Suitcase Song

John-O was given a key to the apartment. The deal
was this: if Phil died suddenly, and John-O heard,
he would rush on over, enter the apartment, leave
unseen with Phil’s brown suitcase, and secretly pitch it
into the mounded deeps of the city dump.
Simply, there were things that Phil didn’t want
to hurt his family with. Do you have yours?
I have mine. The brown suitcase. Sasha’s sister,
on her deathbed—dinky, frail, just a mild
skim-milk trickle of a hospice patient—
tensed, sat up, and unloosed
such confessional invective that it seemed the walls
and the sheets would have to be splattered in shit,
her cancer having acted with the harsh, disbursing
force of a tornado on the brown and hard-shelled
suitcase in her electrochemical memory webs.
Is yours secure? from love? from sodium pentathol?
Last year, when a tornado hit our fringe
of downtown businesses, the air was alive for counties around
with the downward dance of naked canceled checks,
handwritten notes, hotel receipts, e-mail transcripts,
smeary Polaroids, a swirl of lacy underwisps
that jellyfished the skies, and from The G-Spot Shoppe
a rain of plastic pleasure aids, of which one prime example
pierced a cow between the eyes and struck her dead.

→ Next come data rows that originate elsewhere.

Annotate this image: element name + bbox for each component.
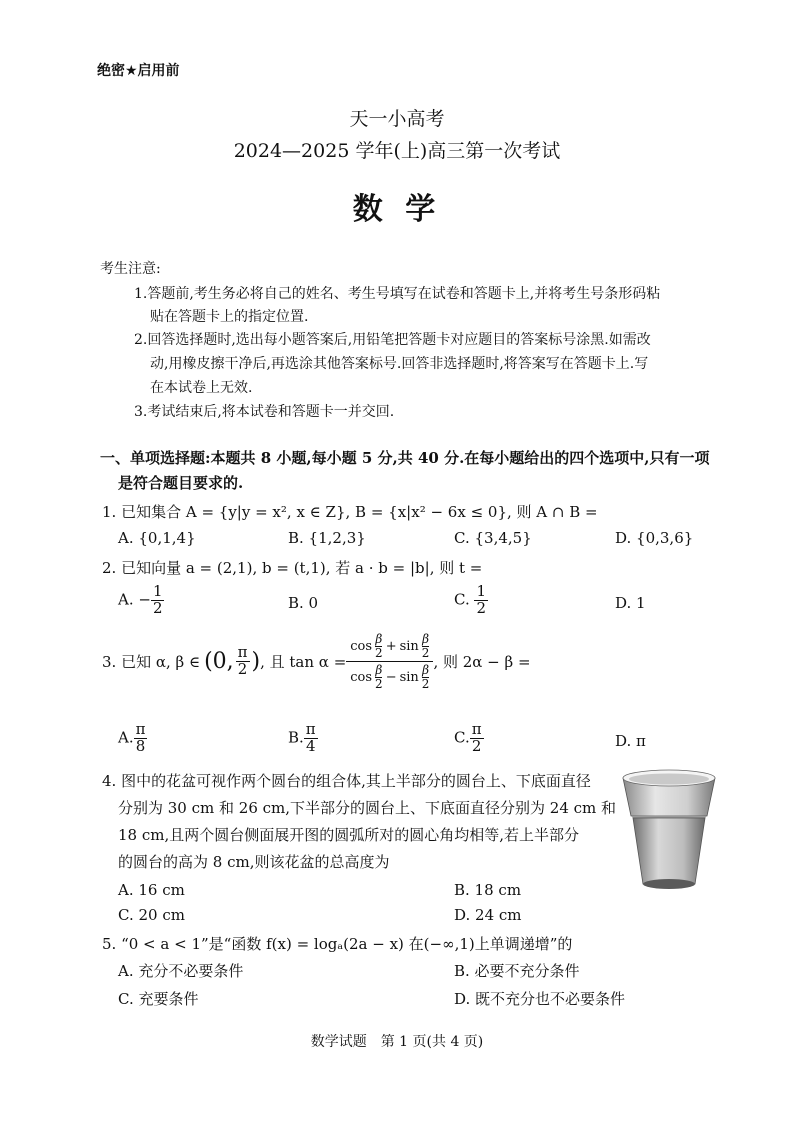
flower-pot-image [619, 768, 719, 890]
notice-line: 贴在答题卡上的指定位置. [150, 309, 309, 325]
q1-option-d: D. {0,3,6} [615, 529, 694, 547]
question-3-stem: 3. 已知 α, β ∈ (0, $\frac{\pi}{2}$ ) , 且 tan α = cos β 2 + sin β 2 cos β 2 − sin β 2 , 则 2α − β = [102, 632, 531, 691]
notice-line: 2.回答选择题时,选出每小题答案后,用铅笔把答题卡对应题目的答案标号涂黑.如需改 [134, 332, 651, 348]
q2-option-a: A. − $\frac{1}{2}$ [118, 582, 163, 617]
q5-option-c: C. 充要条件 [118, 990, 199, 1008]
q5-option-d: D. 既不充分也不必要条件 [454, 990, 626, 1008]
q5-option-a: A. 充分不必要条件 [118, 962, 244, 980]
section-heading-cont: 是符合题目要求的. [118, 474, 244, 492]
q4-option-d: D. 24 cm [454, 906, 522, 924]
q1-option-c: C. {3,4,5} [454, 529, 532, 547]
q3-option-b: B. $\frac{\pi}{4}$ [288, 720, 316, 755]
q1-option-b: B. {1,2,3} [288, 529, 366, 547]
question-4-line: 的圆台的高为 8 cm,则该花盆的总高度为 [118, 853, 390, 871]
q2-option-c: C. $\frac{1}{2}$ [454, 582, 487, 617]
notice-line: 3.考试结束后,将本试卷和答题卡一并交回. [134, 404, 395, 420]
question-4-line: 4. 图中的花盆可视作两个圆台的组合体,其上半部分的圆台上、下底面直径 [102, 772, 591, 790]
q3-option-d: D. π [615, 732, 646, 750]
question-4-line: 分别为 30 cm 和 26 cm,下半部分的圆台上、下底面直径分别为 24 cm 和 [118, 799, 617, 817]
q4-option-b: B. 18 cm [454, 881, 522, 899]
q4-option-c: C. 20 cm [118, 906, 185, 924]
notice-line: 1.答题前,考生务必将自己的姓名、考生号填写在试卷和答题卡上,并将考生号条形码粘 [134, 286, 661, 302]
q1-option-a: A. {0,1,4} [118, 529, 196, 547]
question-1-stem: 1. 已知集合 A = {y|y = x², x ∈ Z}, B = {x|x² − 6x ≤ 0}, 则 A ∩ B = [102, 503, 598, 521]
tan-fraction: cos β 2 + sin β 2 cos β 2 − sin β 2 [346, 633, 433, 690]
notice-line: 动,用橡皮擦干净后,再选涂其他答案标号.回答非选择题时,将答案写在答题卡上.写 [150, 356, 649, 372]
q3-option-a: A. $\frac{\pi}{8}$ [118, 720, 146, 755]
question-5-stem: 5. “0 < a < 1”是“函数 f(x) = logₐ(2a − x) 在(−∞,1)上单调递增”的 [102, 935, 573, 953]
question-2-stem: 2. 已知向量 a = (2,1), b = (t,1), 若 a · b = |b|, 则 t = [102, 559, 483, 577]
q2-option-d: D. 1 [615, 594, 646, 612]
section-heading: 一、单项选择题:本题共 8 小题,每小题 5 分,共 40 分.在每小题给出的四个选项中,只有一项 [100, 449, 710, 467]
notice-title: 考生注意: [100, 261, 161, 277]
exam-org: 天一小高考 [349, 108, 445, 130]
question-4-line: 18 cm,且两个圆台侧面展开图的圆弧所对的圆心角均相等,若上半部分 [118, 826, 580, 844]
q5-option-b: B. 必要不充分条件 [454, 962, 580, 980]
q2-option-b: B. 0 [288, 594, 319, 612]
exam-title: 2024—2025 学年(上)高三第一次考试 [233, 140, 561, 162]
confidential-label: 绝密★启用前 [97, 63, 180, 79]
q3-option-c: C. $\frac{\pi}{2}$ [454, 720, 482, 755]
notice-line: 在本试卷上无效. [150, 380, 253, 396]
q4-option-a: A. 16 cm [118, 881, 185, 899]
subject-title: 数 学 [352, 192, 442, 227]
page-footer: 数学试题 第 1 页(共 4 页) [310, 1034, 484, 1050]
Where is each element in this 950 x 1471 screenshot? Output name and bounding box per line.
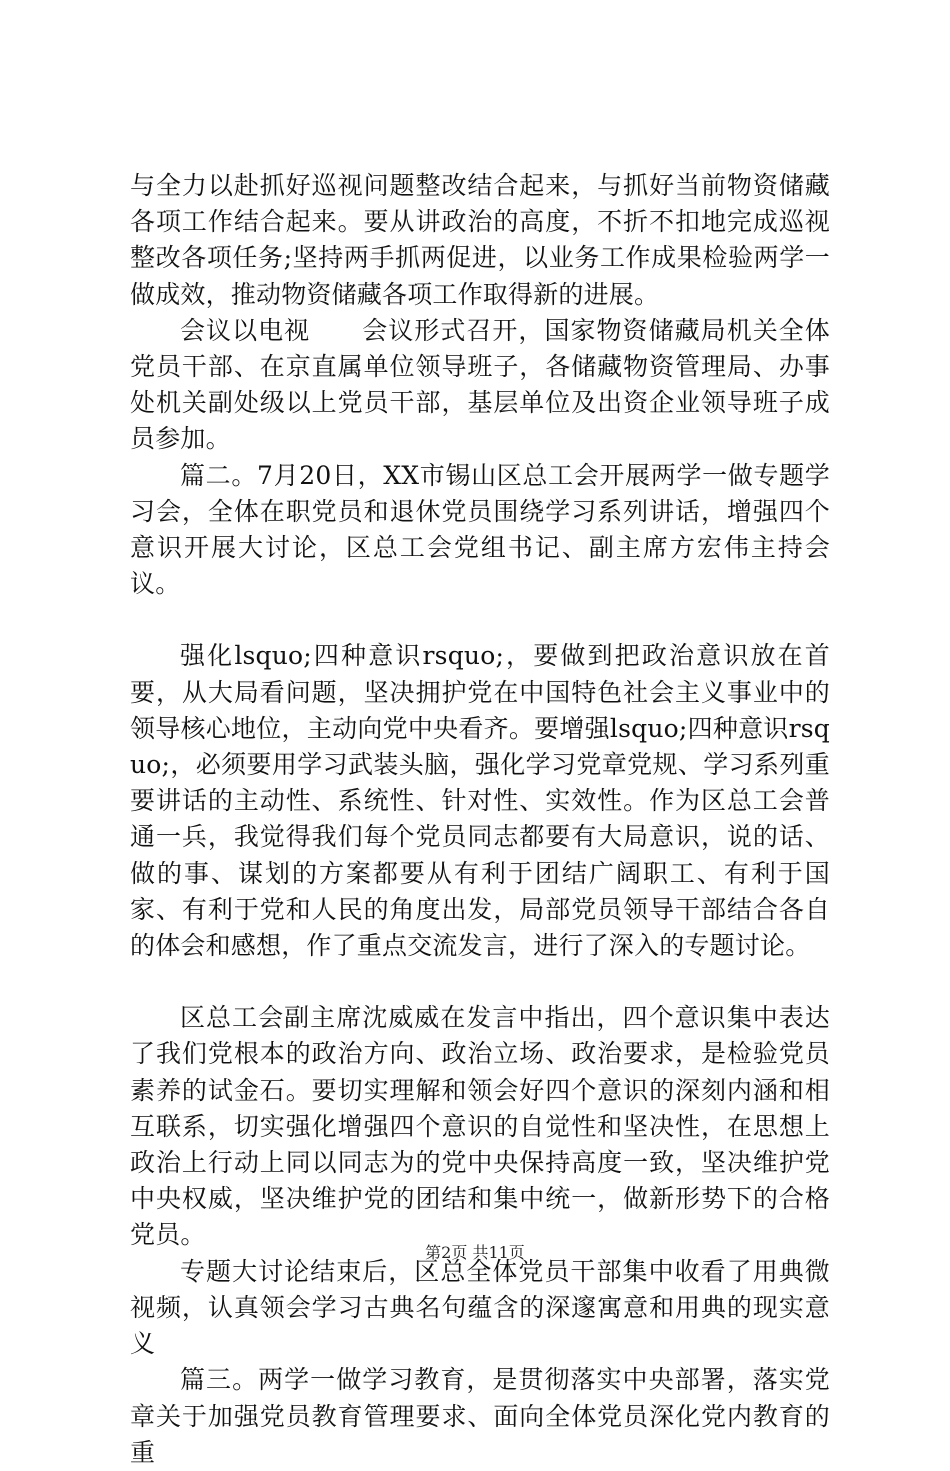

Maybe AIDS—I wasn’t sure. But he was dying,
that was sure: as dry as a stick of human chalk,
and making the terrible scritch-sound of a stick of chalk,
in his throat, in the community air, in the room
across from Sasha’s sister. Something . . . hidden
in the trace of rundown aura still around him
as we chatted there one morning . . . a tv? a sissyboy tv?
I wasn’t sure, but it was obvious
his life-chalk held a story not yet written,
not confessed yet
for this storyniverous planet.
And when I remembered my mother’s own
last days . . . the way a person is a narrative,
the strength of which is either
revelation or withholding. It was summer, and the garden
at the nursing home was fat with summer’s pleasures:
flowered mounds like reefs of coral,
bees as globular as whole yolks.
In her room, my mother disappeared a breath
at a time, and everything else was only a kind of scenery for that.
The wink of pollen in the light. The birds. Their feather-lice.
The bursting spores. Those opened-up
cicada husks abandoned on the patio
—the small, brown, unlocked luggage
that’s completed its work in this world.